O que há de comum nessas primeiras formas de se transmitir a informação? O fato de serem evidentes os aparatos para garantir a credibilidade e veracidade das fontes de informação. Por exemplo, no caso dos pombos-correios, o lacre nas cápsulas que continham as mensagens; ou ainda os selos e carimbos reais, geralmente feitos de cera, para lacrar e autenticar os documentos. Os carimbos de cera simbolizavam poder, privacidade e a certeza de que as correspondências chegariam ao destino sem serem violadas.

Lacre

Séculos se passaram e, com o advento da Internet, vivemos em um mundo de informações instantâneas. Tantos conteúdos produzidos, divulgados e disseminados por redes automáticas através de aplicativos que todos temos acesso. Porém, as informações não apresentam mais lacres, selos ou carimbos com ceras para assegurarmos sua veracidade. Na era da Internet, ficamos à mercê das notícias falsas, conhecidas como “Fake News”. Esta modalidade trouxe grande preocupação mundial.

A informação foi e continua sendo uma forma de poder. Infelizmente, as “Fake News” têm sido um instrumento de manipulação e distorção da informação, e isso tem efeitos graves no processo formativo da sociedade, em disputas políticas, na segurança e saúde pública, bem como nas relações internacionais. O impacto destas notícias falsas pôde ser observado durante as eleições presidenciais dos EUA em 2016, e durante a pandemia da Covid-19. Neste último caso, este fenômeno literalmente colocou a vida de milhões de pessoas em risco.
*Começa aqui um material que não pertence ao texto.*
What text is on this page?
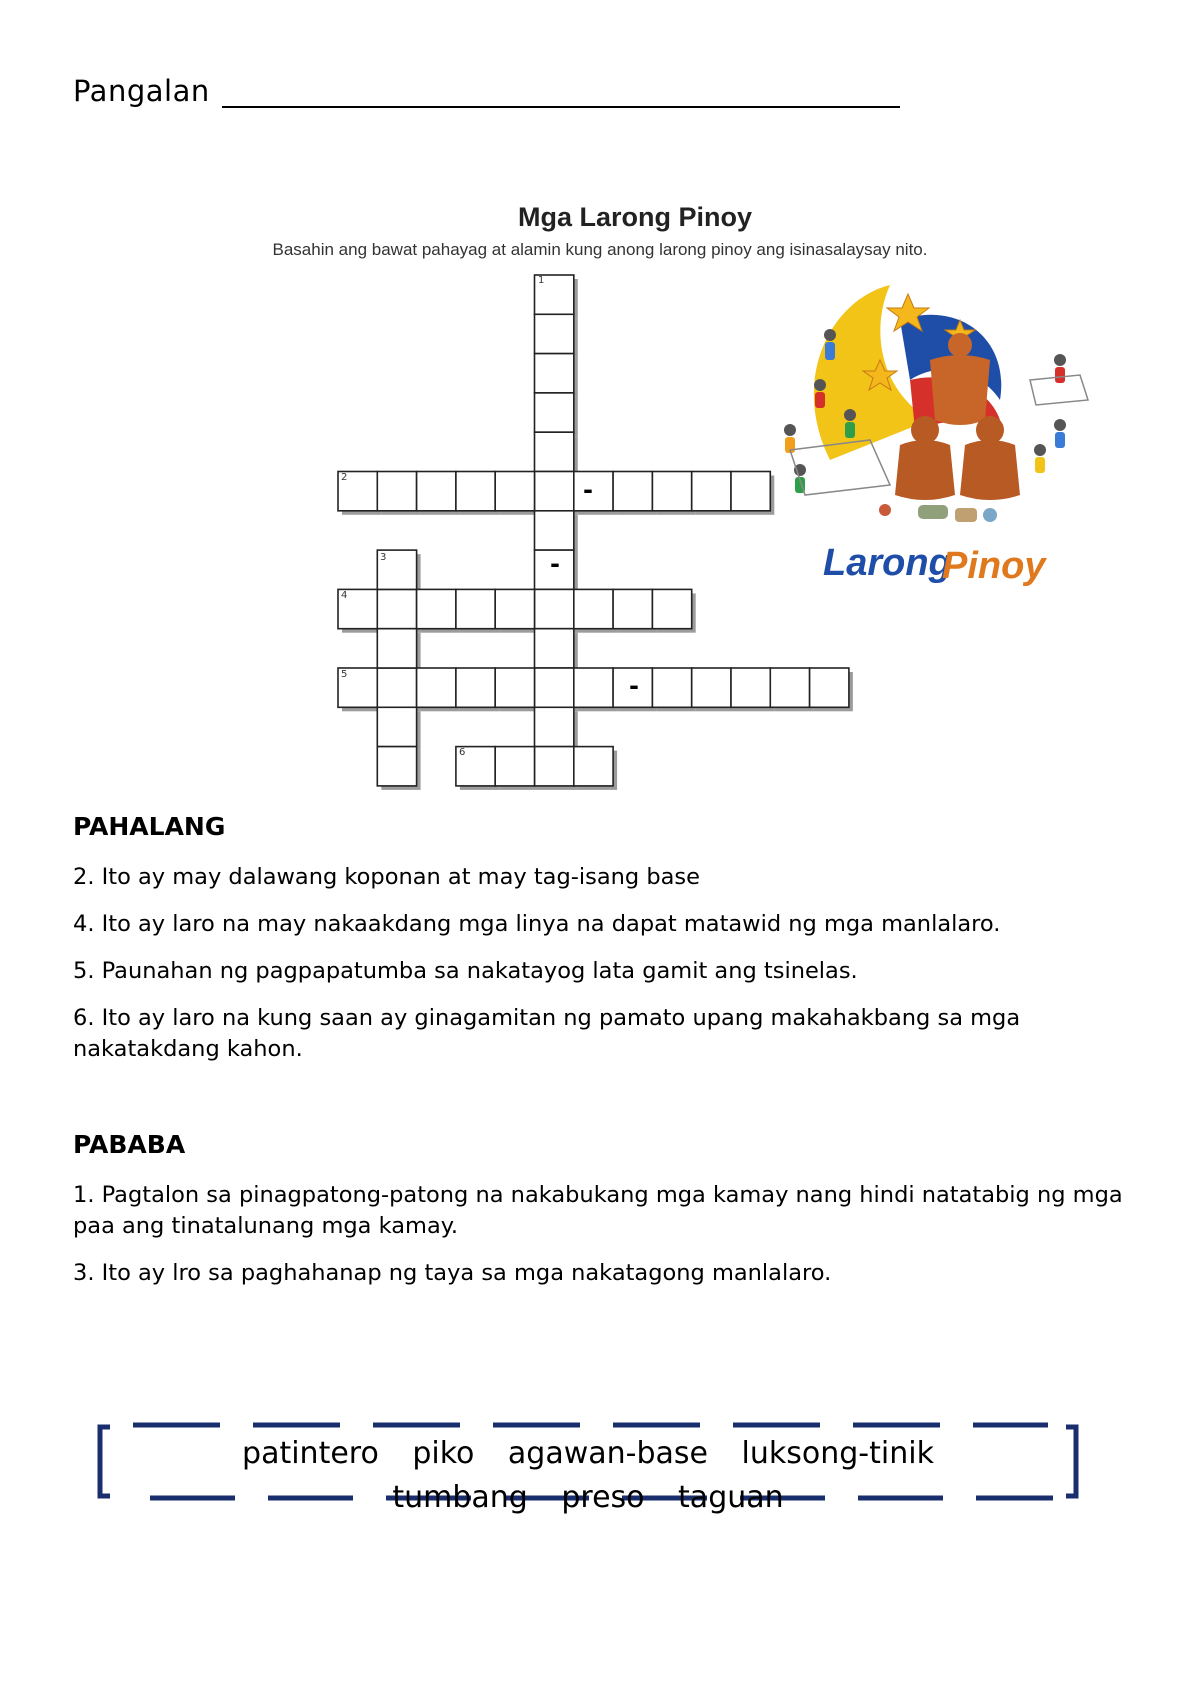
Pangalan
Mga Larong Pinoy
Basahin ang bawat pahayag at alamin kung anong larong pinoy ang isinasalaysay nito.
1
2
3
4
5
6
-
-
-
Larong
Pinoy
PAHALANG
2. Ito ay may dalawang koponan at may tag-isang base
4. Ito ay laro na may nakaakdang mga linya na dapat matawid ng mga manlalaro.
5. Paunahan ng pagpapatumba sa nakatayog lata gamit ang tsinelas.
6. Ito ay laro na kung saan ay ginagamitan ng pamato upang makahakbang sa mga nakatakdang kahon.
PABABA
1. Pagtalon sa pinagpatong-patong na nakabukang mga kamay nang hindi natatabig ng mga paa ang tinatalunang mga kamay.
3. Ito ay lro sa paghahanap ng taya sa mga nakatagong manlalaro.
patintero piko agawan-base luksong-tinik tumbang preso taguan
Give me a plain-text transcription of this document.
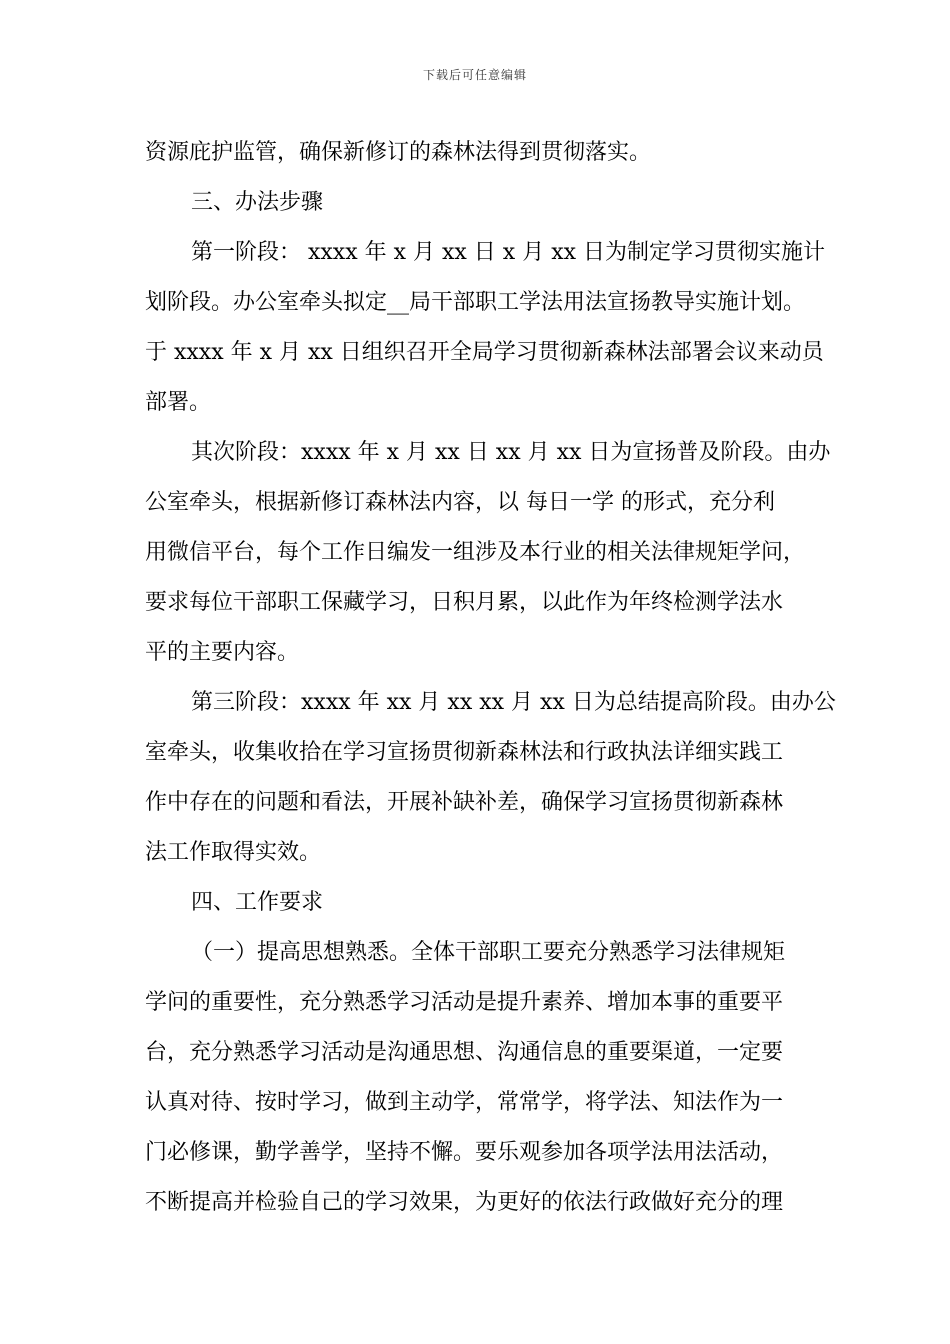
下载后可任意编辑
资源庇护监管，确保新修订的森林法得到贯彻落实。
三、办法步骤
第一阶段： xxxx 年 x 月 xx 日 x 月 xx 日为制定学习贯彻实施计
划阶段。办公室牵头拟定__局干部职工学法用法宣扬教导实施计划。
于 xxxx 年 x 月 xx 日组织召开全局学习贯彻新森林法部署会议来动员
部署。
其次阶段：xxxx 年 x 月 xx 日 xx 月 xx 日为宣扬普及阶段。由办
公室牵头，根据新修订森林法内容，以 每日一学 的形式，充分利
用微信平台，每个工作日编发一组涉及本行业的相关法律规矩学问，
要求每位干部职工保藏学习，日积月累，以此作为年终检测学法水
平的主要内容。
第三阶段：xxxx 年 xx 月 xx xx 月 xx 日为总结提高阶段。由办公
室牵头，收集收拾在学习宣扬贯彻新森林法和行政执法详细实践工
作中存在的问题和看法，开展补缺补差，确保学习宣扬贯彻新森林
法工作取得实效。
四、工作要求
（一）提高思想熟悉。全体干部职工要充分熟悉学习法律规矩
学问的重要性，充分熟悉学习活动是提升素养、增加本事的重要平
台，充分熟悉学习活动是沟通思想、沟通信息的重要渠道，一定要
认真对待、按时学习，做到主动学，常常学，将学法、知法作为一
门必修课，勤学善学，坚持不懈。要乐观参加各项学法用法活动，
不断提高并检验自己的学习效果，为更好的依法行政做好充分的理
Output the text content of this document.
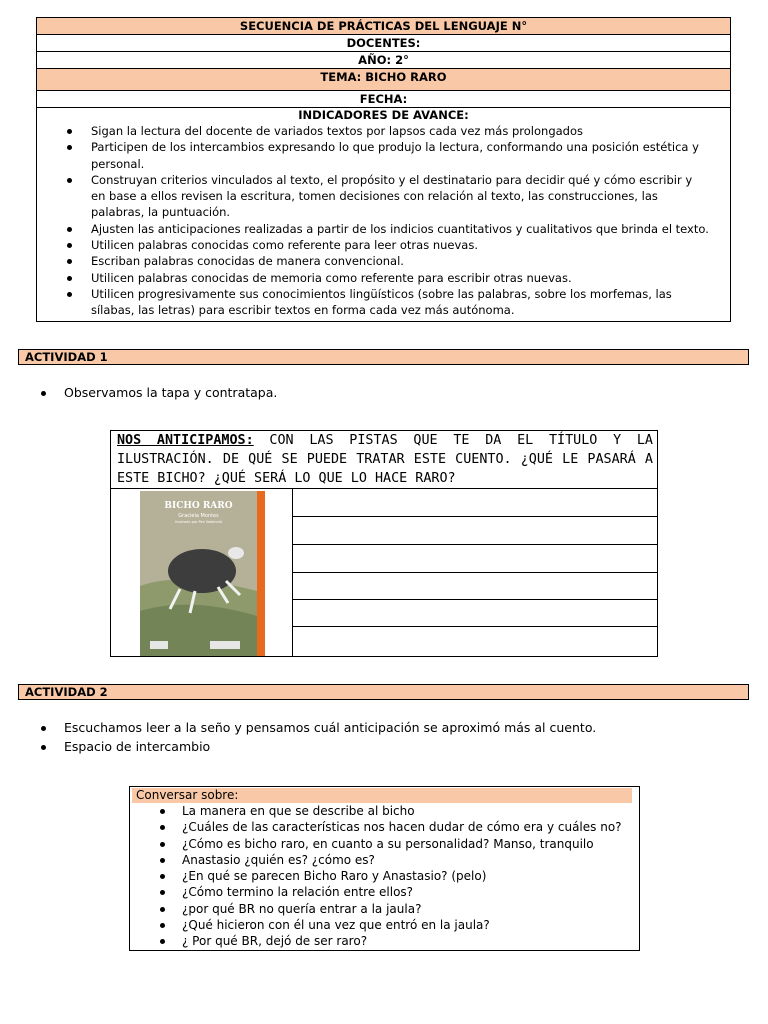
SECUENCIA DE PRÁCTICAS DEL LENGUAJE N°
DOCENTES:
AÑO: 2°
TEMA: BICHO RARO
FECHA:
INDICADORES DE AVANCE:
Sigan la lectura del docente de variados textos por lapsos cada vez más prolongados
Participen de los intercambios expresando lo que produjo la lectura, conformando una posición estética y personal.
Construyan criterios vinculados al texto, el propósito y el destinatario para decidir qué y cómo escribir y en base a ellos revisen la escritura, tomen decisiones con relación al texto, las construcciones, las palabras, la puntuación.
Ajusten las anticipaciones realizadas a partir de los indicios cuantitativos y cualitativos que brinda el texto.
Utilicen palabras conocidas como referente para leer otras nuevas.
Escriban palabras conocidas de manera convencional.
Utilicen palabras conocidas de memoria como referente para escribir otras nuevas.
Utilicen progresivamente sus conocimientos lingüísticos (sobre las palabras, sobre los morfemas, las sílabas, las letras) para escribir textos en forma cada vez más autónoma.
ACTIVIDAD 1
Observamos la tapa y contratapa.
NOS ANTICIPAMOS: CON LAS PISTAS QUE TE DA EL TÍTULO Y LA ILUSTRACIÓN. DE QUÉ SE PUEDE TRATAR ESTE CUENTO. ¿QUÉ LE PASARÁ A ESTE BICHO? ¿QUÉ SERÁ LO QUE LO HACE RARO?
BICHO RARO
Graciela Montes
Ilustrado por Pez Vadenold
ACTIVIDAD 2
Escuchamos leer a la seño y pensamos cuál anticipación se aproximó más al cuento.
Espacio de intercambio
Conversar sobre:
La manera en que se describe al bicho
¿Cuáles de las características nos hacen dudar de cómo era y cuáles no?
¿Cómo es bicho raro, en cuanto a su personalidad? Manso, tranquilo
Anastasio ¿quién es? ¿cómo es?
¿En qué se parecen Bicho Raro y Anastasio? (pelo)
¿Cómo termino la relación entre ellos?
¿por qué BR no quería entrar a la jaula?
¿Qué hicieron con él una vez que entró en la jaula?
¿ Por qué BR, dejó de ser raro?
Por exemplo, embora evidência científica demonstrou a eficácia das vacinas para combater a Covid-19, um setor da sociedade espalhou teorias conspiratórias sem fundamento para desmotivar seu uso.

Mas, como podemos selecionar as informações e viver com menos incertezas em um mundo repleto de notícias falsas?

A ciência é o selo que garante autenticidade das informações. O processo pelo qual as informações são geradas e divulgadas, passam por longos anos de estudos, revisões e trocas de experiências com diversos cientistas e pesquisadores ao redor do mundo. A ciência consiste no motor impulsionador para os avanços tecnológicos. Essas tecnologias visam resolver problemas inerentes à vida humana e a tudo que a cerca. Vacinas, fármacos, descoberta de doenças, melhoramento de técnicas de produção alimentícia, soluções para desafios globais como as mudanças climáticas, crise da água e perda de biodiversidade, são alguns dos benefícios gerados pelo avanço científico e tecnológico. Neste âmbito, a Revista Bioika dedica esta edição para tratar de informações relevantes e atuais sobre o papel chave da Ciência e da Tecnologia para o mundo. Você encontrará diferentes conteúdos que descrevem e reforçam a importância da ciência para a humanidade.